Balancing Sustainability And Performance: The Role Of Small-Scale Llms In Agentic Artificial Intelligence Systems
Anh Khoa Ngo Ho, Martin Chauvin, Simon Gosset, Philippe Cordier, Boris Gamazaychikov
TL;DR
This work tackles the energy burden of LLM inference in agentic AI by conducting a tri-objective assessment over $EnvironmentalImpact$, $UserExperience$, and $OutputQuality$ across a wide set of open-weights LLMs versus GPT-4o in real-world deployment. Using the ML-Energy Benchmark and a multi-agent validation framework, it shows that carefully chosen smaller open-weight models (e.g., Qwen 3 variants) can achieve near-parity in output quality with substantial energy savings (up to around 70% per request) and shorter or competitive decode latency.

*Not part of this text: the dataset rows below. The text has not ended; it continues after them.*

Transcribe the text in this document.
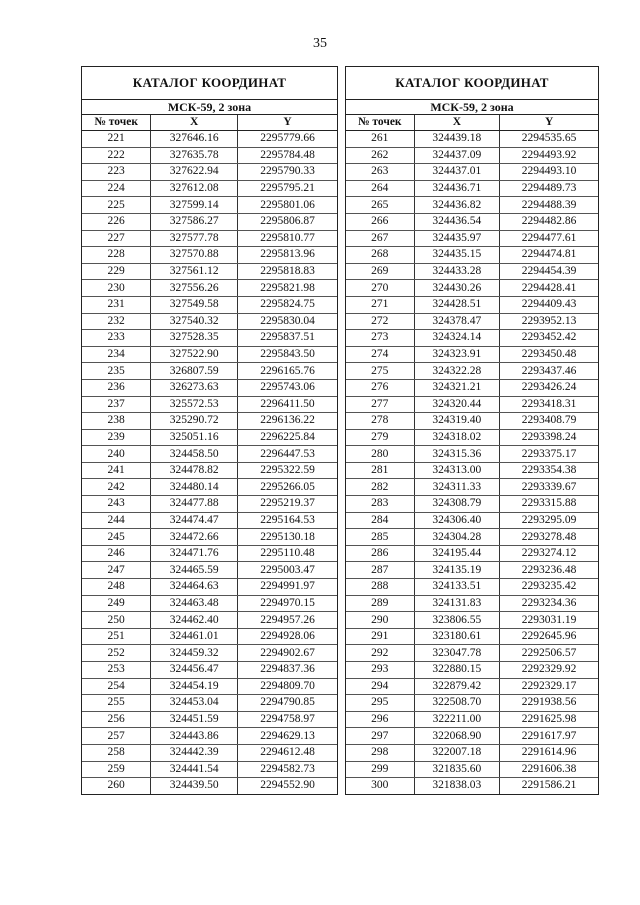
35
КАТАЛОГ КООРДИНАТ
МСК-59, 2 зона
№ точек	X	Y
221	327646.16	2295779.66
222	327635.78	2295784.48
223	327622.94	2295790.33
224	327612.08	2295795.21
225	327599.14	2295801.06
226	327586.27	2295806.87
227	327577.78	2295810.77
228	327570.88	2295813.96
229	327561.12	2295818.83
230	327556.26	2295821.98
231	327549.58	2295824.75
232	327540.32	2295830.04
233	327528.35	2295837.51
234	327522.90	2295843.50
235	326807.59	2296165.76
236	326273.63	2295743.06
237	325572.53	2296411.50
238	325290.72	2296136.22
239	325051.16	2296225.84
240	324458.50	2296447.53
241	324478.82	2295322.59
242	324480.14	2295266.05
243	324477.88	2295219.37
244	324474.47	2295164.53
245	324472.66	2295130.18
246	324471.76	2295110.48
247	324465.59	2295003.47
248	324464.63	2294991.97
249	324463.48	2294970.15
250	324462.40	2294957.26
251	324461.01	2294928.06
252	324459.32	2294902.67
253	324456.47	2294837.36
254	324454.19	2294809.70
255	324453.04	2294790.85
256	324451.59	2294758.97
257	324443.86	2294629.13
258	324442.39	2294612.48
259	324441.54	2294582.73
260	324439.50	2294552.90
КАТАЛОГ КООРДИНАТ
МСК-59, 2 зона
№ точек	X	Y
261	324439.18	2294535.65
262	324437.09	2294493.92
263	324437.01	2294493.10
264	324436.71	2294489.73
265	324436.82	2294488.39
266	324436.54	2294482.86
267	324435.97	2294477.61
268	324435.15	2294474.81
269	324433.28	2294454.39
270	324430.26	2294428.41
271	324428.51	2294409.43
272	324378.47	2293952.13
273	324324.14	2293452.42
274	324323.91	2293450.48
275	324322.28	2293437.46
276	324321.21	2293426.24
277	324320.44	2293418.31
278	324319.40	2293408.79
279	324318.02	2293398.24
280	324315.36	2293375.17
281	324313.00	2293354.38
282	324311.33	2293339.67
283	324308.79	2293315.88
284	324306.40	2293295.09
285	324304.28	2293278.48
286	324195.44	2293274.12
287	324135.19	2293236.48
288	324133.51	2293235.42
289	324131.83	2293234.36
290	323806.55	2293031.19
291	323180.61	2292645.96
292	323047.78	2292506.57
293	322880.15	2292329.92
294	322879.42	2292329.17
295	322508.70	2291938.56
296	322211.00	2291625.98
297	322068.90	2291617.97
298	322007.18	2291614.96
299	321835.60	2291606.38
300	321838.03	2291586.21
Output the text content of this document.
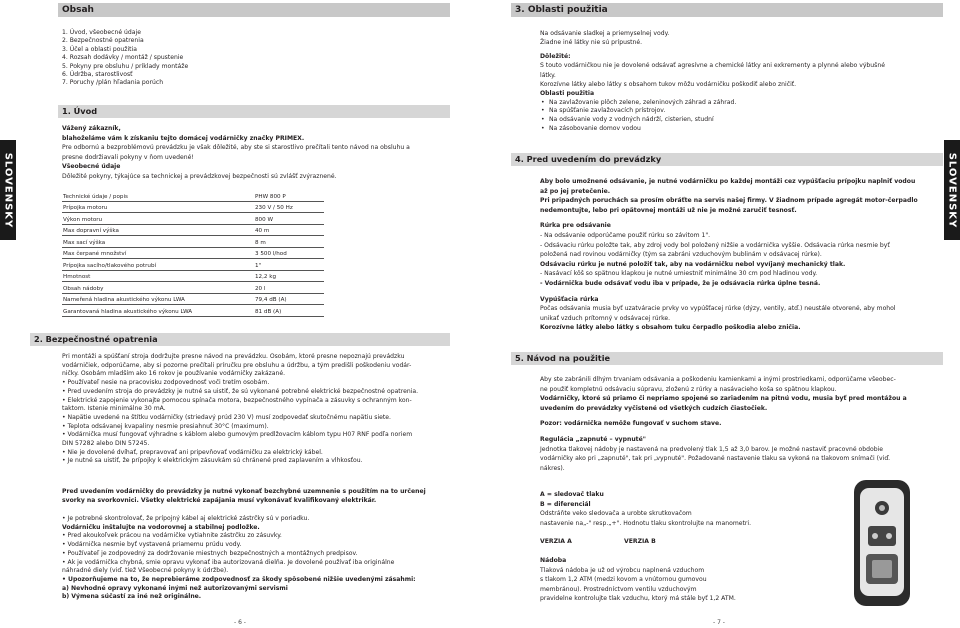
SLOVENSKY
Obsah
1. Úvod, všeobecné údaje
2. Bezpečnostné opatrenia
3. Účel a oblasti použitia
4. Rozsah dodávky / montáž / spustenie
5. Pokyny pre obsluhu / príklady montáže
6. Údržba, starostlivosť
7. Poruchy /plán hľadania porúch
1. Úvod

Vážený zákazník,

blahoželáme vám k získaniu tejto domácej vodárničky značky PRIMEX.

Pre odbornú a bezproblémovú prevádzku je však dôležité, aby ste si starostlivo prečítali tento návod na obsluhu a

presne dodržiavali pokyny v ňom uvedené!

Všeobecné údaje

Dôležité pokyny, týkajúce sa technickej a prevádzkovej bezpečnosti sú zvlášť zvýraznené.

Technické údaje / popis	PHW 800 P
Prípojka motoru	230 V / 50 Hz
Výkon motoru	800 W
Max dopravní výška	40 m
Max sací výška	8 m
Max čerpané množství	3 500 l/hod
Prípojka sacího/tlakového potrubí	1"
Hmotnost	12,2 kg
Obsah nádoby	20 l
Nameřená hladina akustického výkonu LWA	79,4 dB (A)
Garantovaná hladina akustického výkonu LWA	81 dB (A)
2. Bezpečnostné opatrenia

Pri montáži a spúšťaní stroja dodržujte presne návod na prevádzku. Osobám, ktoré presne nepoznajú prevádzku

vodárničiek, odporúčame, aby si pozorne prečítali príručku pre obsluhu a údržbu, a tým predišli poškodeniu vodár-

ničky. Osobám mladším ako 16 rokov je používanie vodárničky zakázané.

• Používateľ nesie na pracovisku zodpovednosť voči tretím osobám.

• Pred uvedením stroja do prevádzky je nutné sa uistiť, že sú vykonané potrebné elektrické bezpečnostné opatrenia.

• Elektrické zapojenie vykonajte pomocou spínača motora, bezpečnostného vypínača a zásuvky s ochranným kon-

taktom. Istenie minimálne 30 mA.

• Napätie uvedené na štítku vodárničky (striedavý prúd 230 V) musí zodpovedať skutočnému napätiu siete.

• Teplota odsávanej kvapaliny nesmie presiahnuť 30°C (maximum).

• Vodárnička musí fungovať výhradne s káblom alebo gumovým predlžovacím káblom typu H07 RNF podľa noriem

DIN 57282 alebo DIN 57245.

• Nie je dovolené dvíhať, prepravovať ani pripevňovať vodárničku za elektrický kábel.

• Je nutné sa uistiť, že prípojky k elektrickým zásuvkám sú chránené pred zaplavením a vlhkosťou.

Pred uvedením vodárničky do prevádzky je nutné vykonať bezchybné uzemnenie s použitím na to určenej

svorky na svorkovnici. Všetky elektrické zapájania musí vykonávať kvalifikovaný elektrikár.

• Je potrebné skontrolovať, že prípojný kábel aj elektrické zástrčky sú v poriadku.

Vodárničku inštalujte na vodorovnej a stabilnej podložke.

• Pred akoukoľvek prácou na vodárničke vytiahnite zástrčku zo zásuvky.

• Vodárnička nesmie byť vystavená priamemu prúdu vody.

• Používateľ je zodpovedný za dodržovanie miestnych bezpečnostných a montážnych predpisov.

• Ak je vodárnička chybná, smie opravu vykonať iba autorizovaná dielňa. Je dovolené používať iba originálne

náhradné diely (viď. tiež Všeobecné pokyny k údržbe).

• Upozorňujeme na to, že neprebieráme zodpovednosť za škody spôsobené nižšie uvedenými zásahmi:

a) Nevhodné opravy vykonané inými než autorizovanými servismi

b) Výmena súčastí za iné než originálne.

- 6 -
SLOVENSKY
3. Oblasti použitia

Na odsávanie sladkej a priemyselnej vody.

Žiadne iné látky nie sú prípustné.

Dôležité:

S touto vodárničkou nie je dovolené odsávať agresívne a chemické látky ani exkrementy a plynné alebo výbušné

látky.

Korozívne látky alebo látky s obsahom tukov môžu vodárničku poškodiť alebo zničiť.

Oblasti použitia

• Na zavlažovanie plôch zelene, zeleninových záhrad a záhrad.
• Na spúšťanie zavlažovacích prístrojov.
• Na odsávanie vody z vodných nádrží, cisterien, studní
• Na zásobovanie domov vodou
4. Pred uvedením do prevádzky

Aby bolo umožnené odsávanie, je nutné vodárničku po každej montáži cez vypúšťaciu prípojku naplniť vodou

až po jej pretečenie.

Pri pripadných poruchách sa prosím obráťte na servis našej firmy. V žiadnom prípade agregát motor-čerpadlo

nedemontujte, lebo pri opätovnej montáži už nie je možné zaručiť tesnosť.

Rúrka pre odsávanie

- Na odsávanie odporúčame použiť rúrku so závitom 1".

- Odsávaciu rúrku položte tak, aby zdroj vody bol položený nižšie a vodárnička vyššie. Odsávacia rúrka nesmie byť

položená nad rovinou vodárničky (tým sa zabráni vzduchovým bublinám v odsávacej rúrke).

Odsávaciu rúrku je nutné položiť tak, aby na vodárničku nebol vyvíjaný mechanický tlak.

- Nasávací kôš so spätnou klapkou je nutné umiestniť minimálne 30 cm pod hladinou vody.

- Vodárnička bude odsávať vodu iba v prípade, že je odsávacia rúrka úplne tesná.

Vypúšťacia rúrka

Počas odsávania musia byť uzatváracie prvky vo vypúšťacej rúrke (dýzy, ventily, atď.) neustále otvorené, aby mohol

unikať vzduch prítomný v odsávacej rúrke.

Korozívne látky alebo látky s obsahom tuku čerpadlo poškodia alebo zničia.

5. Návod na použitie

Aby ste zabránili dlhým trvaniam odsávania a poškodeniu kamienkami a inými prostriedkami, odporúčame všeobec-

ne použiť kompletnú odsávaciu súpravu, zloženú z rúrky a nasávacieho koša so spätnou klapkou.

Vodárničky, ktoré sú priamo či nepriamo spojené so zariadením na pitnú vodu, musia byť pred montážou a

uvedením do prevádzky vyčistené od všetkých cudzích čiastočiek.

Pozor: vodárnička nemôže fungovať v suchom stave.

Regulácia „zapnuté – vypnuté"

Jednotka tlakovej nádoby je nastavená na predvolený tlak 1,5 až 3,0 barov. Je možné nastaviť pracovné obdobie

vodárničky ako pri „zapnuté", tak pri „vypnuté". Požadované nastavenie tlaku sa vykoná na tlakovom snímači (viď.

nákres).

A = sledovač tlaku

B = diferenciál

Odstráňte veko sledovača a urobte skrutkovačom

nastavenie na„-" resp.„+". Hodnotu tlaku skontrolujte na manometri.

VERZIA A	VERZIA B

Nádoba

Tlaková nádoba je už od výrobcu naplnená vzduchom

s tlakom 1,2 ATM (medzi kovom a vnútornou gumovou

membránou). Prostredníctvom ventilu vzduchovým

pravidelne kontrolujte tlak vzduchu, ktorý má stále byť 1,2 ATM.

- 7 -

Quantization (4-bit) and distillation offer additional energy reductions, though effects on latency and quality are model- and task-dependent; mixture-of-experts architectures can further reduce active parameters during inference. The study provides actionable guidelines for sustainable AI design, including batch-size and GPU allocation strategies, and presents a replicable benchmarking approach to balance efficiency with performance in enterprise-scale AI agents.
Abstract
As large language models become integral to agentic artificial intelligence systems, their energy demands during inference may pose significant sustainability challenges. This study investigates whether deploying smaller-scale language models can reduce energy consumption without compromising responsiveness and output quality in a multi-agent, real-world environments. We conduct a comparative analysis across language models of varying scales to quantify trade-offs between efficiency and performance. Results show that smaller open-weights models can lower energy usage while preserving task quality. Building on these findings, we propose practical guidelines for sustainable artificial intelligence design, including optimal batch size configuration and computation resource allocation. These insights offer actionable strategies for developing scalable, environmentally responsible artificial intelligence systems.